Sektor Energi Masih Dipantau Ketat

Di sisi lain, sektor energi diperkirakan mengalami normalisasi penuh pada 2027 seiring melandainya harga minyak mentah global. Pelaku pasar juga memantau dampak geopolitik karena faktor tersebut masih bisa memicu perubahan cepat pada harga saham energi.

Situasi ini membuat saham-saham energi tetap berada di bawah pengamatan investor yang mencari kombinasi antara stabilitas fundamental dan potensi imbal hasil. PGAS pun mendapat perhatian karena berada di persimpangan antara prospek operasional, proyeksi distribusi gas, dan daya tarik dividen.

Pasar Global Beri Sinyal Campuran

Dari eksternal, Wall Street pada perdagangan sebelumnya ditutup bervariasi cenderung melemah. Dow Jones Industrial Average turun 0,52 persen ke 46.358,42, S&P 500 terkoreksi 0,28 persen ke 6.735,11, dan Nasdaq melemah tipis 0,081 persen ke 23.024,62.

Kondisi itu ikut menambah kehati-hatian pelaku pasar menjelang perdagangan hari ini. Dalam situasi indeks acuan berkonsolidasi, disiplin risiko menjadi perhatian utama bagi trader yang aktif mencari peluang jangka pendek.

Strategi Risiko Tetap Ditekankan

Analis menekankan pentingnya belajar analisa teknikal saham secara mandiri agar strategi masuk dan keluar posisi lebih terukur. Mereka juga menyoroti perlunya stop loss yang ketat untuk melindungi modal saat pasar bergerak tidak terduga.
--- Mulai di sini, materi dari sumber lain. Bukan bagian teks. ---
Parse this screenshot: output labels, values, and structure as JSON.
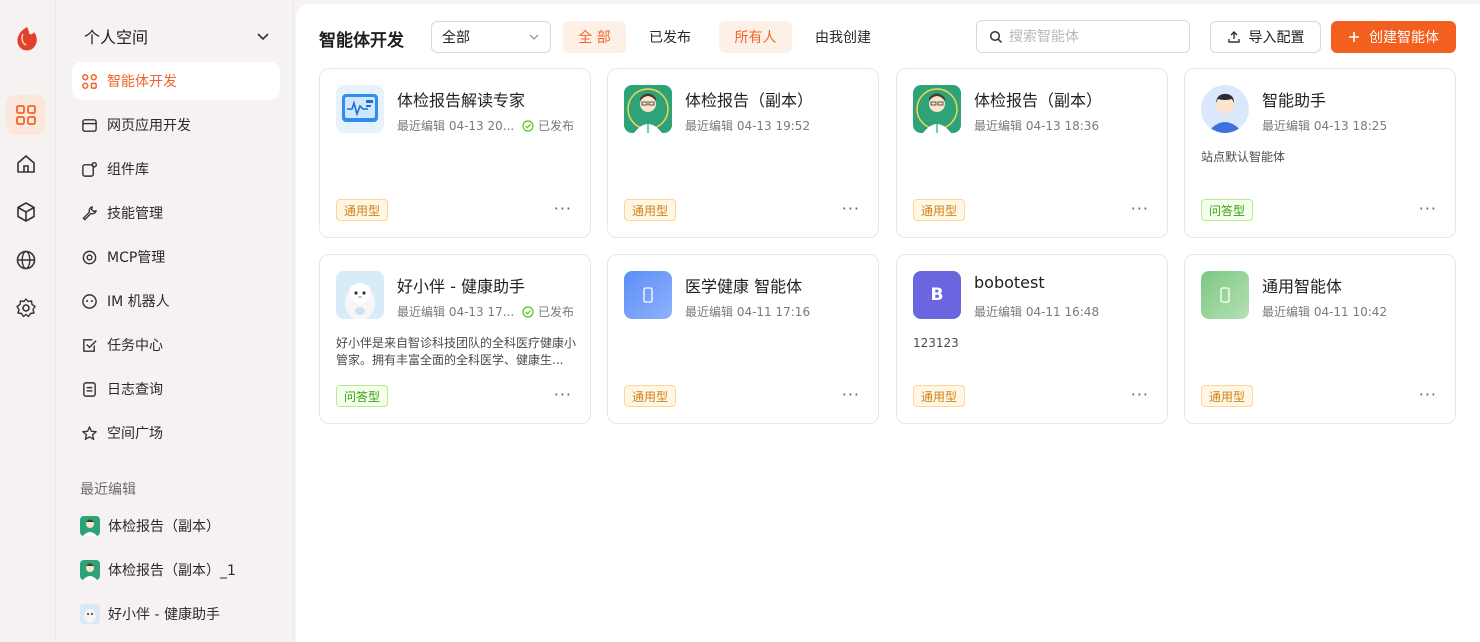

Bursa Efek Indonesia terus mengingatkan masyarakat agar menyesuaikan keputusan investasi dengan profil risiko masing-masing. Otoritas Jasa Keuangan bersama BEI juga memantau pemenuhan keterbukaan informasi dari emiten untuk menjaga transparansi pasar bagi investor ritel.

Aktivitas publikasi riset harian dari lembaga sekuritas juga masih menunjukkan tingginya perhatian terhadap emiten pilihan. Dalam tiga hari terakhir di awal Juni 2026, jumlah laporan yang terbit meliputi puluhan hingga ratusan emiten di berbagai kategori seperti Trading Idea, Closing Market, Investor Digest, dan Morning Market.